The European Commission published proposed 2015 fishing limits Oct. 28. These total allowable catches, or TACs, are the levels set for fish allowed to be caught by European Union vessels in the Atlantic Ocean and adjacent waters, including those west of Scotland and Ireland, and the Irish, Celtic and North seas.
The proposal includes many TACs for which the Commission followed scientific advice, but a significant number for which it has not.
TACs are set annually for most Atlantic stocks and should conform to the EU’s reformed Common Fisheries Policy (CFP), which entered into force in January 2014. The new policy requires that fishing limits for all stocks be sustainable by 2015 where possible and by 2020 at the latest. The 2015 target can be delayed only in exceptional cases in which meeting it would seriously jeopardise the social and economic sustainability of an affected fleet. In those instances, catches must be reduced incrementally and progressively to end overfishing of the stocks as soon as possible.
The Commission receives scientific advice from the International Council for the Exploration of the Sea and the Scientific, Technical, and Economic Committee for Fisheries to inform the setting of these catch limits. In December, the Council of Fisheries Ministers, made up of the 28 EU member state ministers responsible for fisheries, will negotiate and agree on the 2015 TACs. The ministers can agree to changes to the proposal for any fish stock and set limits that heed the scientific advice.

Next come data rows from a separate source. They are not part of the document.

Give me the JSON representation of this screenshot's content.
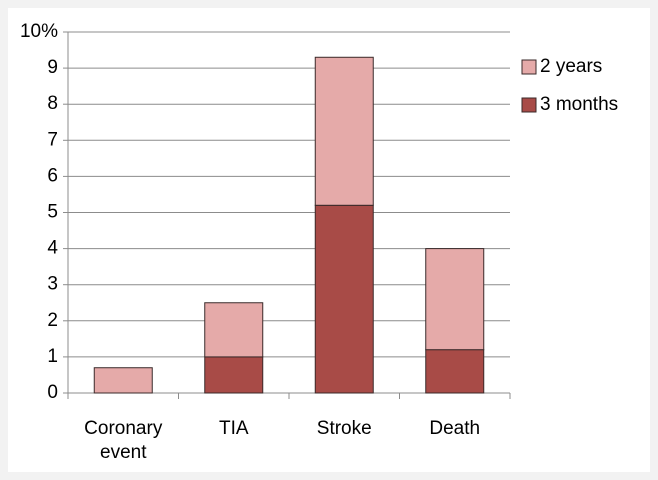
{
  "chart_data": {
    "type": "stacked-bar",
    "categories": [
      "Coronary event",
      "TIA",
      "Stroke",
      "Death"
    ],
    "series": [
      {
        "name": "3 months",
        "color": "#a84b47",
        "values": [
          0,
          1,
          5.2,
          1.2
        ]
      },
      {
        "name": "2 years",
        "color": "#e5aaa9",
        "values": [
          0.7,
          1.5,
          4.1,
          2.8
        ]
      }
    ],
    "ylim": [
      0,
      10
    ],
    "yticks": [
      0,
      1,
      2,
      3,
      4,
      5,
      6,
      7,
      8,
      9,
      {
        "value": 10,
        "label": "10%"
      }
    ],
    "grid": true,
    "legend": "right"
  }
}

For Europe’s north-western waters, the Commission proposes 19 limits that follow scientific advice. However, it proposes continued overfishing for a number of other stocks, including six for which scientists recommend no fishing of this stock, which would mean none of these could be caught. Several of these are in the Irish Sea, including a severely depleted cod stock.

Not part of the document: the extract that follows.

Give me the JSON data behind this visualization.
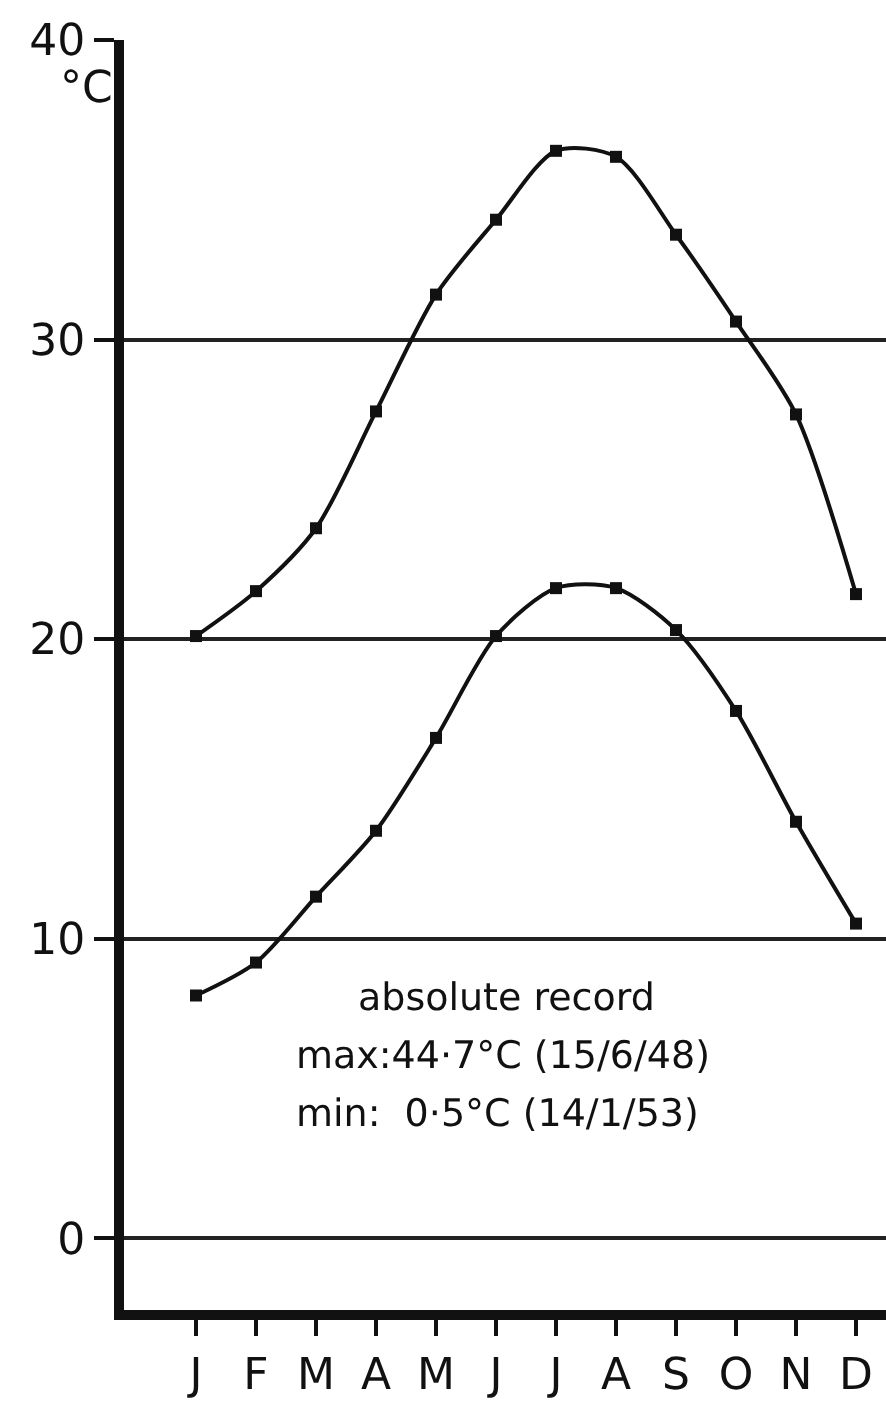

“While the Commission is moving in the right direction, Pew is concerned that in a number of cases it has proposed fishing limits that exceed the scientific advice. We call on EU fisheries ministers to match the ambition they demonstrated in the reform of the Common Fisheries Policy and set limits which will end overfishing in 2015,” said Uta Bellion, director of The Pew Charitable Trusts’ European marine programme. “Ministers should delay this deadline only if there is unambiguous evidence that ending overfishing of a specific stock would seriously jeopardise the social and economic sustainability of the fishing fleets involved.”

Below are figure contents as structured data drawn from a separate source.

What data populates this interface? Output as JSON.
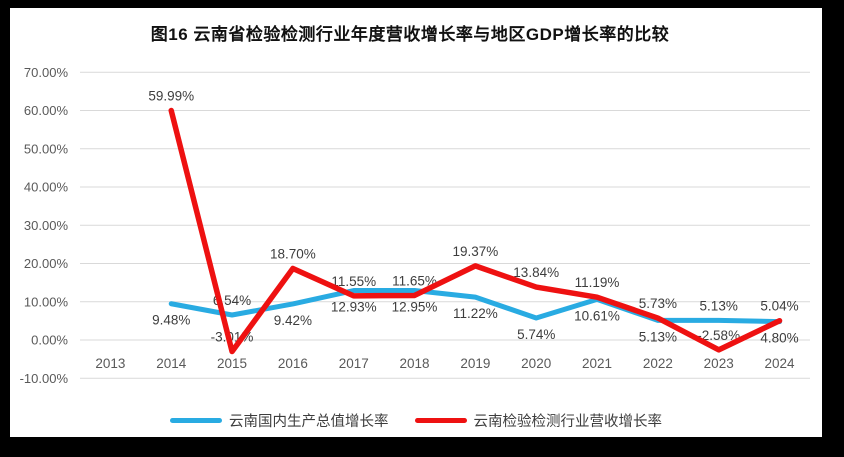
{
  "chart_data": {
    "type": "line",
    "title": "图16  云南省检验检测行业年度营收增长率与地区GDP增长率的比较",
    "categories": [
      "2013",
      "2014",
      "2015",
      "2016",
      "2017",
      "2018",
      "2019",
      "2020",
      "2021",
      "2022",
      "2023",
      "2024"
    ],
    "series": [
      {
        "name": "云南国内生产总值增长率",
        "color": "#29ABE2",
        "line_width": 5,
        "values": [
          null,
          9.48,
          6.54,
          9.42,
          12.93,
          12.95,
          11.22,
          5.74,
          10.61,
          5.13,
          5.13,
          4.8
        ],
        "labels": [
          null,
          "9.48%",
          "6.54%",
          "9.42%",
          "12.93%",
          "12.95%",
          "11.22%",
          "5.74%",
          "10.61%",
          "5.13%",
          "5.13%",
          "4.80%"
        ],
        "label_positions": [
          null,
          "below",
          "above",
          "below",
          "below",
          "below",
          "below",
          "below",
          "below",
          "below",
          "above",
          "below"
        ]
      },
      {
        "name": "云南检验检测行业营收增长率",
        "color": "#EE1111",
        "line_width": 5.5,
        "values": [
          null,
          59.99,
          -3.01,
          18.7,
          11.55,
          11.65,
          19.37,
          13.84,
          11.19,
          5.73,
          -2.58,
          5.04
        ],
        "labels": [
          null,
          "59.99%",
          "-3.01%",
          "18.70%",
          "11.55%",
          "11.65%",
          "19.37%",
          "13.84%",
          "11.19%",
          "5.73%",
          "-2.58%",
          "5.04%"
        ],
        "label_positions": [
          null,
          "above",
          "above",
          "above",
          "above",
          "above",
          "above",
          "above",
          "above",
          "above",
          "above",
          "above"
        ]
      }
    ],
    "y_axis": {
      "min": -10,
      "max": 70,
      "step": 10,
      "tick_labels": [
        "70.00%",
        "60.00%",
        "50.00%",
        "40.00%",
        "30.00%",
        "20.00%",
        "10.00%",
        "0.00%",
        "-10.00%"
      ]
    },
    "xlabel": "",
    "ylabel": "",
    "grid": true,
    "legend_position": "bottom",
    "colors": {
      "grid": "#D9D9D9",
      "axis_text": "#595959",
      "data_label_text": "#3d3d3d",
      "chart_background": "#FFFFFF",
      "frame": "#000000"
    }
  }
}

For fish stocks in Europe’s north-western waters, the Commission’s proposal would:
“The longer ministers yield to short-term interest and delay ending overfishing, the greater the loss to communities dependent on these fisheries and to the marine environment. Deciding to continue overfishing may be a politically easier decision for ministers to make but it harms the fish stocks, risking the viability of the fishing sector in the long term,” Bellion said.